The Global Mormon Studies research network is trying to expand that. And if you look at the programs at places like MHA now, you’ll see much more international diversity. That was obviously not just like me single-handedly bringing scholars into being. There were already a lot more scholars recently who have language skills and background in regions and cultures who are able to apply that to the study of Mormonism.
And the second thing is that — as is really common in any old boy’s network, which the church tends to be because of its patriarchal structure, and also the related institutions — people tapped people they knew. There was no way for someone younger coming in to make themselves known. So you ended up with the same people over and over again.
One of the things the research had was a website where you could put up a profile and announce yourself and the work you were doing and what institution you were at. That was a much more egalitarian, inclusive approach to scholarship. So now if you’re organizing a conference on a certain topic or region, you can go to that database.
This May they’re going to be holding a Global Mormon Studies conference in Mexico. The one before that was in Coventry, England. And the one before that was in Bordeaux, France. And just because they have been in different places, they’ve brought in different people.
Mexico is going to be really cool because it’s going to break the hegemonic barrier of the English language. It’s going to have papers in English, Spanish and Portuguese.
I’m really proud of Michelle Graabek, who is the new head of the organization, and of the Church History Department’s outreach, which has been really enthusiastic in supporting the conference. It will be a really groundbreaking conference especially because it will involve a number of scholars from Mexico who wouldn’t be able to fly to the United States for a conference held all in English.
That’s an academic contribution, but it also crosses over as we’ve seen to the Church History Department. Now people are thinking about Mormon studies in ways that are more inclusive and more global to reflect what is actually happening as opposed to who tends to get seen and heard the most.
I’ve been working in the Church History Department on projects like global history, where we’re trying to elevate the voices of global Latter-day Saints. There’s the global church history competition, which is currently a pilot underway in four different areas. It’s also an attempt to bring attention to the work of local historians.
I went on a kind of a listening tour of the church history specialists in Europe and the Swiss church history specialist looked at me and said, “How would you Americans like it if we Swiss wrote up your history and just gave it to you?”
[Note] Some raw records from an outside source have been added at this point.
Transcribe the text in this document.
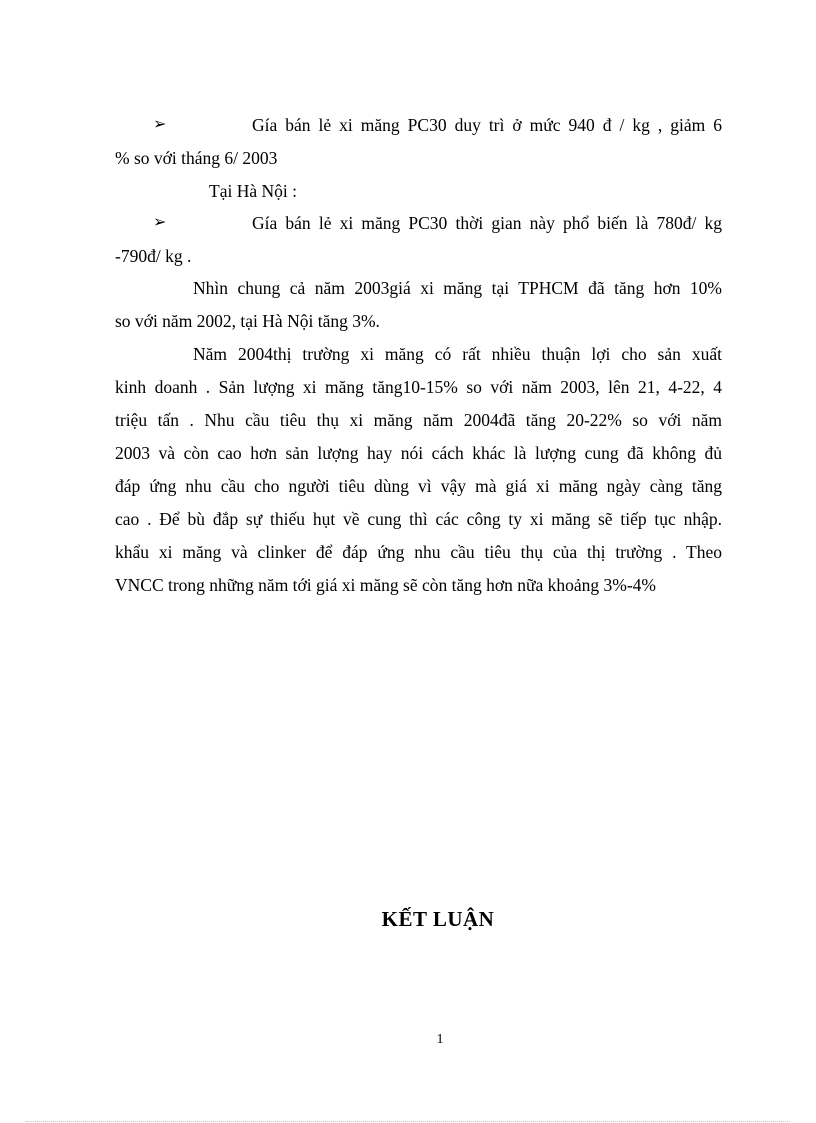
➢	Gía bán lẻ xi măng PC30 duy trì ở mức 940 đ / kg , giảm 6
% so với tháng 6/ 2003
Tại Hà Nội :
➢	Gía bán lẻ xi măng PC30 thời gian này phổ biến là 780đ/ kg
-790đ/ kg .
Nhìn chung cả năm 2003giá xi măng tại TPHCM đã tăng hơn 10%
so với năm 2002, tại Hà Nội tăng 3%.
Năm 2004thị trường xi măng có rất nhiều thuận lợi cho sản xuất
kinh doanh . Sản lượng xi măng tăng10-15% so với năm 2003, lên 21, 4-22, 4
triệu tấn . Nhu cầu tiêu thụ xi măng năm 2004đã tăng 20-22% so với năm
2003 và còn cao hơn sản lượng hay nói cách khác là lượng cung đã không đủ
đáp ứng nhu cầu cho người tiêu dùng vì vậy mà giá xi măng ngày càng tăng
cao . Để bù đắp sự thiếu hụt về cung thì các công ty xi măng sẽ tiếp tục nhập.
khẩu xi măng và clinker để đáp ứng nhu cầu tiêu thụ của thị trường . Theo
VNCC trong những năm tới giá xi măng sẽ còn tăng hơn nữa khoảng 3%-4%
KẾT LUẬN
1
Ever since then, we’ve tried to find ways not only to have more local sources but also to collaborate with local historians so that they will feel empowered and connected to the larger organizations in writing their own histories.
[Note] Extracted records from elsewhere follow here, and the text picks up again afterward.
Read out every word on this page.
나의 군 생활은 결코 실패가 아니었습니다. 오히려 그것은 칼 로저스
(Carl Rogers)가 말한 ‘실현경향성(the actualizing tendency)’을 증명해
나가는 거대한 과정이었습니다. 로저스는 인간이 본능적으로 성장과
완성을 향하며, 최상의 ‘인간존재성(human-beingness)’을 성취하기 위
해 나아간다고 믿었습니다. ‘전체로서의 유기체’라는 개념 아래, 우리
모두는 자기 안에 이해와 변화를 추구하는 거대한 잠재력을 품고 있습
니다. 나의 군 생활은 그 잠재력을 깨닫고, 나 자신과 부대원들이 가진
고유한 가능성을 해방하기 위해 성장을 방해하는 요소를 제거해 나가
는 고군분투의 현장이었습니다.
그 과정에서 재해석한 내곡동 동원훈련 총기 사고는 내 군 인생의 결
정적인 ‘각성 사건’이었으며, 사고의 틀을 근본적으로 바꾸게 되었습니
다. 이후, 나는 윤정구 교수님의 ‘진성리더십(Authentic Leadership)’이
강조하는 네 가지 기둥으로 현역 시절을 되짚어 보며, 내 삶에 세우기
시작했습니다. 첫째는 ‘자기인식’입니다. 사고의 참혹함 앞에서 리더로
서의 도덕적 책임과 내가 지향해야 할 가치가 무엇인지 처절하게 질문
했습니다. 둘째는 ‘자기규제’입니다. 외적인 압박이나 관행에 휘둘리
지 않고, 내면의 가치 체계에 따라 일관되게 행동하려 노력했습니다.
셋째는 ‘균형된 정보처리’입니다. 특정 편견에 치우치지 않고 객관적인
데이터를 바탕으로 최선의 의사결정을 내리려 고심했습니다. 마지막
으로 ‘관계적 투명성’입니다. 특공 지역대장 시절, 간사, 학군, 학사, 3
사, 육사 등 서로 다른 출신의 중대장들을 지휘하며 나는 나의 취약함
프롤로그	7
Why is that important? What do we learn about Mormonism when those histories are written by the people themselves and include more local voices?
It’s like for years we’ve been writing books about birds that were only about penguins. But there’s a lot more to birds than penguins.
What gives you hope?
[Brigham Young University professor] George Handley gave this presentation where he showed us some of the many different beetles in the world. I was very impressed. The natural world is fragile in some ways, but has also proven itself to be so resilient in many other ways. Like when you go into the mountains and leave behind civilization and you sit on the rocks that have been sitting there for millions or, you know, hundreds of thousands of years. They’re just rocks. They’re really impressive, though. They were created by a Mother and Father creator-God, who also created humanity. It’s pretty impressive.